I suppose I could now eat even more dogfood by running a mesh interface on one of the radios. In the past, I’ve tinkered with mesh as a wireless distribution system, but I don’t have much of a use for that currently with every room in the new place being wired. Perhaps my backyard could use expanded coverage?

Fake Wireless Errors

When I did my previous work with mac0211_hwsim, I wrote the channel model in matlab and pre-generated a huge lookup table of frame error rates for different SNR values and transmission rates so that the simulator didn’t have to do any thinking for each packet. Obviously that’s a bit limiting and not in any way upstreamable in something like wmediumd.

So, I sat down today and rewrote it in C to see how bad the computation is. Actually, it’s not awful: I didn’t carefully benchmark it, but it sits at around 30 µsec per calculation, and there is probably a good deal of low hanging fruit such as making factorial() cache its computations, or fitting the output curves with cubics. I stuck the initial code on a wmediumd topic branch over here.

I verified the output matched my matlab code and charted it as above. Careful observers will note the 9 mbps rate is always worse than 12 mbps; this was a finding of D. Qiao and S. Choi in “Goodput enhancement of IEEE 802.11a wireless LAN via link adaptation,” in Proc.
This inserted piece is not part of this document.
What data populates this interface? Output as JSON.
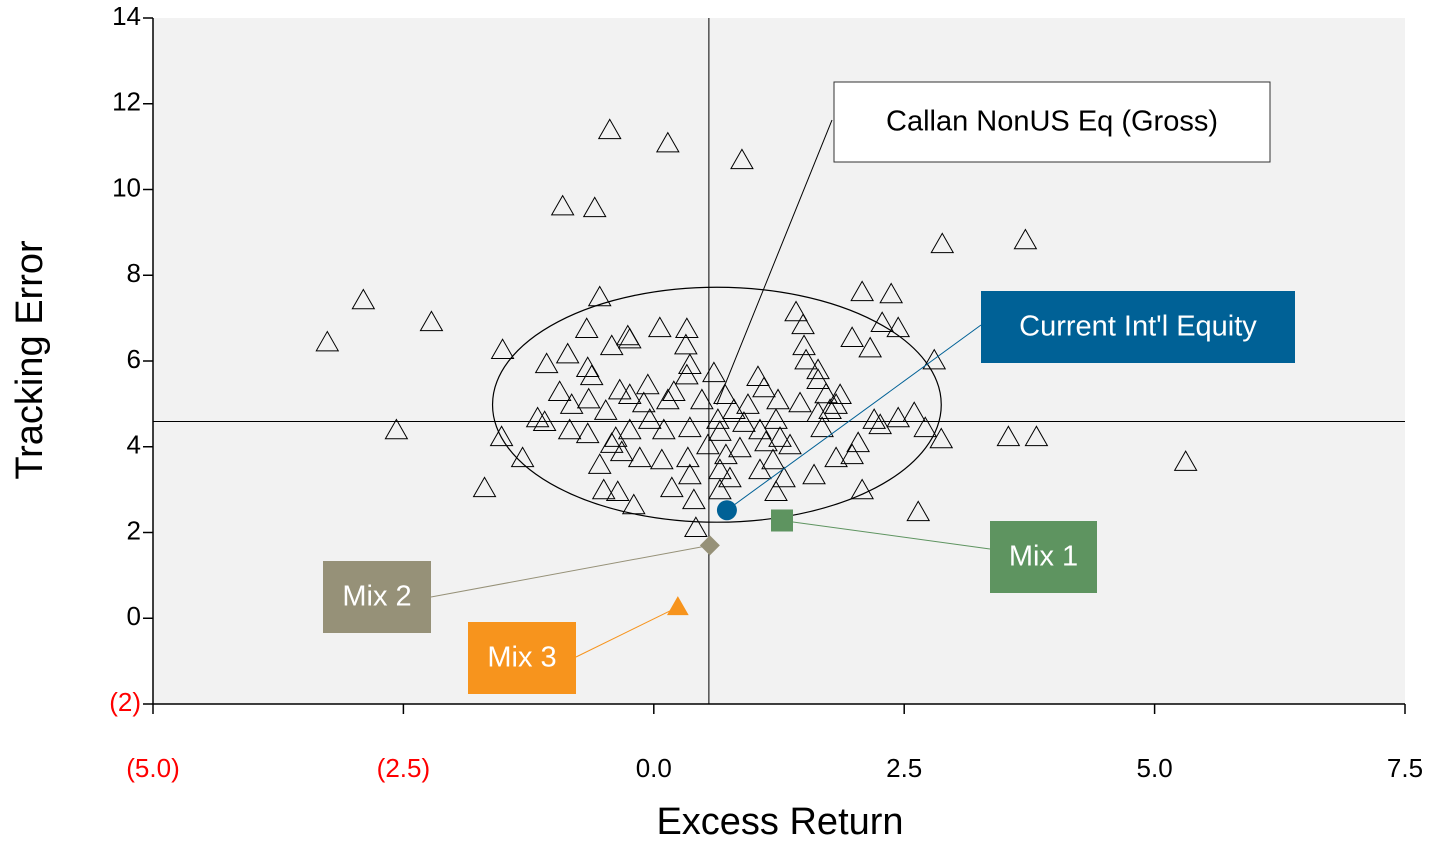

IEEE ICC01, from which most of my math was appropriated.

Simulating Wireless

A Study of 802.11 Bitrate Selection in Linux (January 2010).

I didn’t think too much of this paper when I wrote it as a term project in grad school. As an academic paper, it doesn’t really present anything novel. The equations underlying my wireless medium simulation, for example, are wholesale lifted from sources. In the few academic papers still being written on the subject, rate controllers that do not specifically look at collisions are old news (even though Minstrel tends to get loss differentiation implicitly through the magic of probability). Even at the time, looking at non-QoS 802.11 DCF and only 802.11a rates made the whole exercise a bit dated, and the world has definitely moved on in the intervening years. The paper did, however, find a few flaws (or perhaps over-exuberances) in Minstrel’s multi-rate-retry mechanism that may still be unfixed upstream, and many more flaws in PID (one I fixed upstream, but it is still not usable). I wanted to go back and redo the physical experiments before submitting patches to Minstrel, but life intervened.

However, I’ve recently been talking to the good folks at cozybit, who picked up where I left off by creating wmediumd (which does more or less the same thing but in a more polished fashion). There were still some things in my version that wmediumd lacks today, so I’m posting the paper to give it a slightly wider audience. I’d be interested to hear of any glaring flaws in the model or approach. Given time, I’d like to bring those missing features (namely, signal-level-based loss, and optional transmission time simulation) to wmediumd and repeat the experiments there.

As for the fixes to Minstrel, the basic theme is reducing the number of retries to avoid backoff, since at some point it is better to drop packets and send the next batch at a lower rate rather than retrying for tens of ms. This patch (untested) addresses one of the two points I mentioned in the paper. The other fix, to compute the backoff time per-slot, was an über-kludge in my experiments; I’ll have to see if there’s an upstreamable way to do that. Pretty much everyone (even for pre-11n devices) is using Minstrel-HT now, so it would be worthwhile to refresh and see if the issues were carried over there as well.